There is a danger that if only the first five notes are taught first in treble clef, the pupil will get used to the fact that the fingers normally used will be one to five corresponding to the notes C to G. What can happen here is that the pupil will learn to read the numbers of the fingers under the notes and think of C as one, and D as two and so on. Needless to say this breaks down immediately when tunes go beyond G and it’s back to square one again.
There are numerous books out there that use colours, numbers and sometimes do not even introduce the staff for a few pages. Many of these books are written by very eminent teachers and I am sure that they have their systems, but they don’t work for me!

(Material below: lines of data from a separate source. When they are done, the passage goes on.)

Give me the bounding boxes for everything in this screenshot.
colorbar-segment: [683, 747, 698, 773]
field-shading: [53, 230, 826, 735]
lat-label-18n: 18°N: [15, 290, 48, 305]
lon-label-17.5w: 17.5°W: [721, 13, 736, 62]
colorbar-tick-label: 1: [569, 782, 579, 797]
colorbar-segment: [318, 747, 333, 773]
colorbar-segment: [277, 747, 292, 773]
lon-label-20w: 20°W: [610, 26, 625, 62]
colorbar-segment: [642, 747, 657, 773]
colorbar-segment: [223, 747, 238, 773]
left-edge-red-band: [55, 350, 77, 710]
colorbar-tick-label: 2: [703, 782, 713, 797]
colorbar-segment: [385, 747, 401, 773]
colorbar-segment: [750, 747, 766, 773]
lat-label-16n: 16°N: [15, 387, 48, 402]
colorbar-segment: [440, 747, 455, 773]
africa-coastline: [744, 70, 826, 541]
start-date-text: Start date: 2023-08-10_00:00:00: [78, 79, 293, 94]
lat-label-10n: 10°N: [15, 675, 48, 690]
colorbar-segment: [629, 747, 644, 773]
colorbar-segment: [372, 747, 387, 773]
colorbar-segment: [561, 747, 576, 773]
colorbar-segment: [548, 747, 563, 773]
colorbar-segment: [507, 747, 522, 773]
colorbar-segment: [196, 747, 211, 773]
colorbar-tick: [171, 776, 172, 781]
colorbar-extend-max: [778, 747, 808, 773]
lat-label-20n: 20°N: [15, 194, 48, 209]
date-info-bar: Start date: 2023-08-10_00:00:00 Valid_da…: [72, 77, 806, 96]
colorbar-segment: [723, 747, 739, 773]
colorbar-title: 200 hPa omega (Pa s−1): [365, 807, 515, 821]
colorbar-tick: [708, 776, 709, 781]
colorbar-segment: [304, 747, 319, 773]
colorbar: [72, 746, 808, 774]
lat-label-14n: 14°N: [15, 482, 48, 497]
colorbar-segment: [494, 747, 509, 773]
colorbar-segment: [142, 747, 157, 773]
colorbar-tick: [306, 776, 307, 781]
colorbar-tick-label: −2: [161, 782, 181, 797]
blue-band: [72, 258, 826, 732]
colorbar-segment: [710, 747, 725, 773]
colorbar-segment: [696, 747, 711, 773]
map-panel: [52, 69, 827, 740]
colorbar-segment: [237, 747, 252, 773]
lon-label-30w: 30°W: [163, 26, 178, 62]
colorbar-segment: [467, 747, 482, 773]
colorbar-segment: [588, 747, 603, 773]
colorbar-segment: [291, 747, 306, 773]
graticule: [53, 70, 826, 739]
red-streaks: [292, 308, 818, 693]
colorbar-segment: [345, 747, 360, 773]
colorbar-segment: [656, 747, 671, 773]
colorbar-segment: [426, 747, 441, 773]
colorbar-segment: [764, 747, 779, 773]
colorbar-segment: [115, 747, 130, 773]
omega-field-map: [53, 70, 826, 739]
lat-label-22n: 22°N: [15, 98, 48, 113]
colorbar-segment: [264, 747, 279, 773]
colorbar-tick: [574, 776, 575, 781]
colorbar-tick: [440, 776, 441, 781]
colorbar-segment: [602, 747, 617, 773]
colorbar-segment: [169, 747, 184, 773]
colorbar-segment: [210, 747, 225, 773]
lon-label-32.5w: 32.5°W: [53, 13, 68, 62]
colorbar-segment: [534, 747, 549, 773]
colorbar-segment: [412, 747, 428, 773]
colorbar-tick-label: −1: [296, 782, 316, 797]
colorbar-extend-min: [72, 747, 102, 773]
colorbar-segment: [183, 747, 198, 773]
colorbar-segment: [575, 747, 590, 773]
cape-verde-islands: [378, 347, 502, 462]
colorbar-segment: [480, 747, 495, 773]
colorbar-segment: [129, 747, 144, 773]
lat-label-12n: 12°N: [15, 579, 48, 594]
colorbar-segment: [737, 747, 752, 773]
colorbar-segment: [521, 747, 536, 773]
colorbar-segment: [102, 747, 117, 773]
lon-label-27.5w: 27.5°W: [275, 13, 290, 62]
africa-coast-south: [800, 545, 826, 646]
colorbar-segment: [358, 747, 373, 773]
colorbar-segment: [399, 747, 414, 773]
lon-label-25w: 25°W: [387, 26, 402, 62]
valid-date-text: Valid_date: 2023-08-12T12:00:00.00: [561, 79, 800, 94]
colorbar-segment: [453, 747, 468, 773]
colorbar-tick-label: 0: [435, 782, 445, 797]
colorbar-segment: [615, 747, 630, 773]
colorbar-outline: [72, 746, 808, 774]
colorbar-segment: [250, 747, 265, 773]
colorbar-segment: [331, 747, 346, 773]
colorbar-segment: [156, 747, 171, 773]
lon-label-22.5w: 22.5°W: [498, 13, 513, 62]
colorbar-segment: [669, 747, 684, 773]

For any practical musician playing at whatever level, sight reading skills are vital. Even if you just go along to a very basic brass band for example, a player will enjoy it far more if they can read and play what is put in front of them as indeed they will be expected to do. At the very top of the profession, British orchestral players are noted for their exceptional sight reading skills which means that they can prepare and perform an unknown work after only one rehearsal. Brass Band players too are noted for their excellent sight reading skills. The conductor dishes out a piece of music gives the signal and everyone gets on with it!
I am always wary of methods of learning to play that in effect lead to nothing more than playing by rote. We do not teach reading words like this so why should we teach students to play by rote? Many will I’m sure remember the story of the Victorian school inspector who complimented a child on the fluency and expression of their reading until they discovered that the book was the wrong way up. I recall my granddad telling a story of how when he took a village band one of the players had the Music the wrong way up!
My advice to any parent engaging a teacher to start teaching their child would be to ask them their views on the reading of staff notation. I would personally be wary of any approach that did not teach reading the notes from the outset. It may seem easier to begin with but believe you me, if you have had to try and teach it at a later date, you might end up thinking rather differently!